Why did Boston Gear decide to market this product?
Boston Gear already manufactures some of the most efficient Worm gear drives on the market today. The development and launch of 2000 Series was an extension into the Helical gear drive and gear motor market of our belief that energy efficient and prolonged-life products are in high demand and present the user with tangible value. A detailed Voice of Customer study preceding development uncovered gaps between customer needs / wants and the market offering. The 2000 Series Helical Inline and Helical Bevel product offering integrates design features that drive enhanced performance, quick-and-easy installation, and prolonged product life at a cost-effective market price.
How is this gear drive different from similar products?
With decades of experience in gear and gear drive analysis and design, our engineering team was able to maximize critical tooth-tooth contact surfaces to maximize torque throughput. We also introduced two NEW features that are unique to the marketplace. The first is the machining of Mounting Registers into the housing. By banking these reference surfaces up against the machined framework of the user’s equipment, the installer will be able to quickly and accurately align their equipment with the centerline of the output shaft. The second is the incorporation of rare earth magnets into the natural oil churn of the gear train. Through the normal operation of the gear drive, any metallic wear debris is automatically removed which prolongs the life of all gear and bearing elements.
What problems did you encounter during the development process?
Much of the dilemmas we faced were centered around the size and scope of the project. For this reason, we decided to divide the project into two sequential phases which focused on a Helical Bevel and a Helical Inline design respectively.
How long did it take from conception to final production?
The project included a total of 10 frame sizes with thousands of possible configurations. The full development process took over 2 years. Boston Gear was careful and deliberate about how we proceeded throughout the project. Along the way, we had cross functional team involvement and employed lean principles to maximize productivity.
Did cost factors play a role in changing the final design of this product?
Global supply chain management has been an area of strength for Boston Gear over the last 20 years. Several practices we have adopted over the years (such as Value Engineering with our vendors) have allowed us to drive cost out while still ensuring traditional Boston Gear Quality Standards (ISO 9001:2008) and meeting or exceeding market availability expectations. To this end, we worked together with our supply partners and our internal manufacturing production team to engineer out unnecessary cost and at the same time making sure not to sacrifice quality.
Who do you consider your target audience to be and what benefits will they realize from using this product?
One of the nice aspects of the 2000 Series is that it is suitable for use across industries and has thus become our general-industry Helical Product Platform.

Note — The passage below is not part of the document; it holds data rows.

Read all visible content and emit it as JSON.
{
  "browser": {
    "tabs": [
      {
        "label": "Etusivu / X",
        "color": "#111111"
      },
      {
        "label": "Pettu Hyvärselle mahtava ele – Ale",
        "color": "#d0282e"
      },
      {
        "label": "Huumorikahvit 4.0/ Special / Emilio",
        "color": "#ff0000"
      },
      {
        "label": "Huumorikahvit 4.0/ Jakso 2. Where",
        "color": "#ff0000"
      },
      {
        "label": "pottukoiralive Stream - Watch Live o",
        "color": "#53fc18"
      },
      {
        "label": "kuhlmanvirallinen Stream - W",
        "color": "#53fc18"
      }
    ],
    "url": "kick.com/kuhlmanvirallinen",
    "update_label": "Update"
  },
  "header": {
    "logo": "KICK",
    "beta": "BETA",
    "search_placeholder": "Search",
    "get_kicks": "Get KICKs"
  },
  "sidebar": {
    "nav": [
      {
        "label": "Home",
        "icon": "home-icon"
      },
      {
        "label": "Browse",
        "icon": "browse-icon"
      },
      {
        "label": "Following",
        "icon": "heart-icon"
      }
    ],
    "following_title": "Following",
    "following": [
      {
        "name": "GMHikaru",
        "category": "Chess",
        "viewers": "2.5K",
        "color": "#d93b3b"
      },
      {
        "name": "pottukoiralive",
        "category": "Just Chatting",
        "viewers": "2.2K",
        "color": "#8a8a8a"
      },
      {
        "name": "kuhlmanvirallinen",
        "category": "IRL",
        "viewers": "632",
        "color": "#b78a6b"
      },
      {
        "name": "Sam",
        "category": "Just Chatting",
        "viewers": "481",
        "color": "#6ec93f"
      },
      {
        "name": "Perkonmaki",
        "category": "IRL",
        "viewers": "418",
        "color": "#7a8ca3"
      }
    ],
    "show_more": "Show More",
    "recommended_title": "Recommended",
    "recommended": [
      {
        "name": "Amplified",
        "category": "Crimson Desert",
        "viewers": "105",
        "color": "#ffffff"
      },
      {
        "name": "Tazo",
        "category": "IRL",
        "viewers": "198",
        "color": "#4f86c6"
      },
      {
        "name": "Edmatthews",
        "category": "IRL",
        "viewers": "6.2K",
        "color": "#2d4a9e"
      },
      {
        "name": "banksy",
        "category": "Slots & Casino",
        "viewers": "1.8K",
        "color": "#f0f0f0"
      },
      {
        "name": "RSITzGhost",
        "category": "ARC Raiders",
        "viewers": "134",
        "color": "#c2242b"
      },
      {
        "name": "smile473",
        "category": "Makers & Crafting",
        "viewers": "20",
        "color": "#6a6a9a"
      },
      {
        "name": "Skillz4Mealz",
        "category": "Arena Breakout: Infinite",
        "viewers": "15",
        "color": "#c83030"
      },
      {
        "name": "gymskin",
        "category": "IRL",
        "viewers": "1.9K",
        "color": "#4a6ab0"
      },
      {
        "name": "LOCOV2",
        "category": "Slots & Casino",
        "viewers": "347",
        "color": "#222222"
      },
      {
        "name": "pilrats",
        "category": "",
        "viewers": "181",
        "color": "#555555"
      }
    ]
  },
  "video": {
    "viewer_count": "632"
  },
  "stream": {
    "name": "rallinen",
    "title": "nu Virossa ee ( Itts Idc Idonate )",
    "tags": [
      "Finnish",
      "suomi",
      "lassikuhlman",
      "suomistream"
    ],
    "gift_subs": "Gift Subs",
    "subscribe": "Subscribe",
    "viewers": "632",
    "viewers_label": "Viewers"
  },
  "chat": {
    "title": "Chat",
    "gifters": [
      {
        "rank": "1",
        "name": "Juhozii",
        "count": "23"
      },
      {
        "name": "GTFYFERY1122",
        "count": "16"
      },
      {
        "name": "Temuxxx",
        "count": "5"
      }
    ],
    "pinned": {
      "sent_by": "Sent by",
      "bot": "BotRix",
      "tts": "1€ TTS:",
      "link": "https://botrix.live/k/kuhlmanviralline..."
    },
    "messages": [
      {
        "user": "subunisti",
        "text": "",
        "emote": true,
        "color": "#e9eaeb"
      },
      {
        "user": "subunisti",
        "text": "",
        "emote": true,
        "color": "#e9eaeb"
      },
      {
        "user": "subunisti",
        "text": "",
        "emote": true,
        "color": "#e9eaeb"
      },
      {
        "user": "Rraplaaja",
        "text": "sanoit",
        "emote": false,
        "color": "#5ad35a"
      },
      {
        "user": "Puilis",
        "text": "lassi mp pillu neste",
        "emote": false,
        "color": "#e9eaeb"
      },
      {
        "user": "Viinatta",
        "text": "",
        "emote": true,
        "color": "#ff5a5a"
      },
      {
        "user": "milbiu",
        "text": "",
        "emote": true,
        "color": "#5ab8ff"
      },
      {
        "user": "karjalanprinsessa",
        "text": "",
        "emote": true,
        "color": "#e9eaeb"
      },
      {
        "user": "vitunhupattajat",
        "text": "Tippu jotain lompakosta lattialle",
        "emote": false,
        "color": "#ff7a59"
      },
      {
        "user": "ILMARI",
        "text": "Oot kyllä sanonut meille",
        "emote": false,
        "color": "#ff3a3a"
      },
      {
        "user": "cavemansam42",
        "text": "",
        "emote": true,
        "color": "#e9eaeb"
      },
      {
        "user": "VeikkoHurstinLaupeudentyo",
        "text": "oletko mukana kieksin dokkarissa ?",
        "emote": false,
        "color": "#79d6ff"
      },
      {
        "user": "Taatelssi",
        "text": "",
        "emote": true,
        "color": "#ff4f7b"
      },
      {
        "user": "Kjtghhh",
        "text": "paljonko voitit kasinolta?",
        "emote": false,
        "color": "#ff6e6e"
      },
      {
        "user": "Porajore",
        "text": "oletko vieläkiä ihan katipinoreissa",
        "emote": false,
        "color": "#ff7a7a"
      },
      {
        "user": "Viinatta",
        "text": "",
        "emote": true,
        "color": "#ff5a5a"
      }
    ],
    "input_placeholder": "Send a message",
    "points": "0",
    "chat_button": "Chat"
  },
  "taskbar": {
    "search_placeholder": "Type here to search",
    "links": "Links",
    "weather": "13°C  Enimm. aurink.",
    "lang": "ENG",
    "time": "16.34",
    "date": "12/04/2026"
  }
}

That being said, we have had particular success in the food and beverage market. Part of this is attributed to the lessons learned from prior NPD projects. Strong demand for our revolutionary housing features (ie domed crown, rounded edges) and o-ring mounting interfaces drove the integration of these features into the 2000 Series design. The benefits of these features include superior ‘cleanability’ (better water run-off to prevent pooling and bacteria formation) and effective sealing. The recent launch of a stainless exterior model of the 2000 Series Helical Bevel has driven further customer value and demand by enhancing protection against aggressive washdown chemicals.
Please add any other interesting sidelights that you think our readers would enjoy knowing.
In addition, these products are designed as dimensional ‘drop-in’ replacements for common European models, to provide North American customers with an alternative domestic manufacturing source.